Mise en oeuvre des règles de concurrence
La Commission a présenté un rapport sur le fonctionnement du règlement n° 1/2003, cinq ans après son entrée en vigueur.
Le règlement n° 1/2003, pierre angulaire de la modernisation des règles et procédures visant à faire respecter le droit de l'Union européenne en matière d'ententes et de positions dominantes (pratiques restrictives), est entré en application le 1er mai 2004. Ses points les plus importants sont les suivants:
- l'abolition de la pratique consistant à notifier les accords entre entreprises à la Commission ;
- l'habilitation des autorités nationales de la concurrence et des juridictions nationales à appliquer intégralement les règles communautaires relatives aux pratiques restrictives;
- la création de conditions de concurrence plus homogènes pour les entreprises exerçant des activités transfrontalières ;
- une coopération étroite entre la Commission et les autorités nationales de la concurrence au sein du réseau européen de la concurrence (REC);
- le renforcement des instruments dont la Commission dispose pour faire respecter le droit, afin qu'elle soit mieux à même de déceler et de traiter les violations des règles relatives aux pratiques restrictives.

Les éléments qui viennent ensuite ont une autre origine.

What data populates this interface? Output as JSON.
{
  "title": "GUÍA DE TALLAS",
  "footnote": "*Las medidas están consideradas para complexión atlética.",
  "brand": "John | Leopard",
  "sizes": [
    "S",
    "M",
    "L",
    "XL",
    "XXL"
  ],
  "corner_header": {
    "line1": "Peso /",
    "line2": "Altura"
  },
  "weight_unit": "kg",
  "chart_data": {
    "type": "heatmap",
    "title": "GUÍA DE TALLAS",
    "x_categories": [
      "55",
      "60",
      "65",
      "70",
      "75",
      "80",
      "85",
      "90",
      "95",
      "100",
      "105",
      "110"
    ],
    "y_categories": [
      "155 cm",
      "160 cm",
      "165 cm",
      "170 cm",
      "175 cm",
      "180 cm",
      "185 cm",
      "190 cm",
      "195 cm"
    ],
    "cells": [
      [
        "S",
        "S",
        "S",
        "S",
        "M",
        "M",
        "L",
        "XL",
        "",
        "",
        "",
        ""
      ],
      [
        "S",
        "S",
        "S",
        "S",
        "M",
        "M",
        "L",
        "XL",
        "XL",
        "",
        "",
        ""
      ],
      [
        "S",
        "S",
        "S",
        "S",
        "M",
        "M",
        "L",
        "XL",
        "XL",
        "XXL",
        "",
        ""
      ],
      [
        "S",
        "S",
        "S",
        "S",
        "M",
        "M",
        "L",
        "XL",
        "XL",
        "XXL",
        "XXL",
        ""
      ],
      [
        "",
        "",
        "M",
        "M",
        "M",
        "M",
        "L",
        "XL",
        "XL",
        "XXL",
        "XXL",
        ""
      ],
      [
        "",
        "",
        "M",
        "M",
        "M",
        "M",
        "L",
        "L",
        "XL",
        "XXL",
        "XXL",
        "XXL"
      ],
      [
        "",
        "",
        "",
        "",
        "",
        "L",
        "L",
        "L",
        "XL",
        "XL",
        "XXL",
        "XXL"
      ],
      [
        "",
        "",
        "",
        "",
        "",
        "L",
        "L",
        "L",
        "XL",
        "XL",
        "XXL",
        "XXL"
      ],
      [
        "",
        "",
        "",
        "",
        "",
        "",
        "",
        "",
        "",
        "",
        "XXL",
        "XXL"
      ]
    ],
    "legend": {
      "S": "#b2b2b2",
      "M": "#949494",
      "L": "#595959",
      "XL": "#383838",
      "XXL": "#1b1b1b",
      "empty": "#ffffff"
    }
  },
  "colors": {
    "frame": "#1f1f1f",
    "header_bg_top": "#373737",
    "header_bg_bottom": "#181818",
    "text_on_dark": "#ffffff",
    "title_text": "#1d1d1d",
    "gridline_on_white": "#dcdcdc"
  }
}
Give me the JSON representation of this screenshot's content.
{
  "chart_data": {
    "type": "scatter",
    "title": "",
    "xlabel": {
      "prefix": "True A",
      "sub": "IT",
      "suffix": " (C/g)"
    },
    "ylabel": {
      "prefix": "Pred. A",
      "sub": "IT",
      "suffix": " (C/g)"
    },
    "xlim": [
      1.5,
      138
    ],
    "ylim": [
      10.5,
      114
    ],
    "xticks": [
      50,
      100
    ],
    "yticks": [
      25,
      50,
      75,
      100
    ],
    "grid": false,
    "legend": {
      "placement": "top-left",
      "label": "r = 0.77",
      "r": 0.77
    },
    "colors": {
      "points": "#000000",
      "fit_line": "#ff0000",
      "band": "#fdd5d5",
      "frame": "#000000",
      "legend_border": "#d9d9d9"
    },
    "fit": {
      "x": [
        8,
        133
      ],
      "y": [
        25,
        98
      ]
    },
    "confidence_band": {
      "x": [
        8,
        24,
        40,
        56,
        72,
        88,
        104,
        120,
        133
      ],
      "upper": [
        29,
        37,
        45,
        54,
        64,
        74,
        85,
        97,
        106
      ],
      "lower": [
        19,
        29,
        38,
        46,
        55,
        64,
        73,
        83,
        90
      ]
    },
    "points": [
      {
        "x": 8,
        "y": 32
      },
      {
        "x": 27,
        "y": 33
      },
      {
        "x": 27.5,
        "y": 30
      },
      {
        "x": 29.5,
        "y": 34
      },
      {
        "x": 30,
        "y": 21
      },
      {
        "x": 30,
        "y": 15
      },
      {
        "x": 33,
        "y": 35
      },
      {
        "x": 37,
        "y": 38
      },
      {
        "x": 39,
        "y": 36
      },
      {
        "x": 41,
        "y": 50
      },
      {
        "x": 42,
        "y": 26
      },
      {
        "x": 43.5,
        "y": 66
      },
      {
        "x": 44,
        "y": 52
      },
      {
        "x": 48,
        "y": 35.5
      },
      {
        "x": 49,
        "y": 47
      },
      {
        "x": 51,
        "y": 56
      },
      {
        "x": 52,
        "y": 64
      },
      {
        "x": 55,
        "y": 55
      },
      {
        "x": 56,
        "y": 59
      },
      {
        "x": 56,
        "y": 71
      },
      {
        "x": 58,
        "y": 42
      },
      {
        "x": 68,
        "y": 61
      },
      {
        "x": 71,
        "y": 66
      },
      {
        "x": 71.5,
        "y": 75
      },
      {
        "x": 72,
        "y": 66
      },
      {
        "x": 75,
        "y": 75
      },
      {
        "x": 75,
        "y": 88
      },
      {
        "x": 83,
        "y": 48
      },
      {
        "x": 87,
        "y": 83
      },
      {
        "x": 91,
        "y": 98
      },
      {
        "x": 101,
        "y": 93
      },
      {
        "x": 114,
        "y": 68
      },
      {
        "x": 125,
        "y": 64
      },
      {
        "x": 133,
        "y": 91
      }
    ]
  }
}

Le présent rapport dresse un état des lieux qui doit permettre de comprendre et d'évaluer comment le processus de modernisation des règles communautaires relatives aux pratiques restrictives s'est déroulé les cinq premières années. Il doit être lu en liaison avec le document de travail des services de la Commission qui l'accompagne et qui contient une analyse plus détaillée.
La Commission conclut que le règlement n° 1/2003 marque une évolution majeure dans la façon dont le droit européen de la concurrence est mis en œuvre. Il a nettement amélioré l'application des articles 81 et 82 CE par la Commission, qui a pu jouer un rôle proactif en s'attaquant d'une manière plus ciblée aux défaillances de la compétitivité de secteurs clés de l'économie.
Les règles de concurrence communautaires sont donc dans une large mesure devenues le «droit du pays» pour l'ensemble de l'UE. La coopération au sein du REC a favorisé son application cohérente. Le réseau constitue un modèle innovateur de gouvernance pour la mise en œuvre du droit communautaire par la Commission et les autorités des États membres.
Dans un nombre limité de domaines, le rapport souligne les aspects qui méritent une étude plus approfondie, mais ne tranche pas la question de savoir s'il est nécessaire de modifier les règles ou les pratiques actuelles. Il servira de base pour permettre à la Commission d'examiner ultérieurement s'il y a lieu de prendre d'autres initiatives.
Parmi les questions à examiner figurent, entre autres : l’usage fait par la Commission de ses nouveaux pouvoirs en matière d’inspection; la simplification de l'examen des plaintes qui ne donnent pas lieu à un traitement prioritaire; l’amélioration des procédures en matière de sanctions et d’astreintes ; les divergences dans les systèmes répressifs des États membres sur des aspects importants tels que les amendes ou les sanctions pénales ; la politique de clémence ; le pouvoir des autorités nationales de la concurrence de soumettre des observations ; l’accès aux décisions prises par les juridictions nationales ; la clarification du cadre juridique concernant la protection contre la divulgation.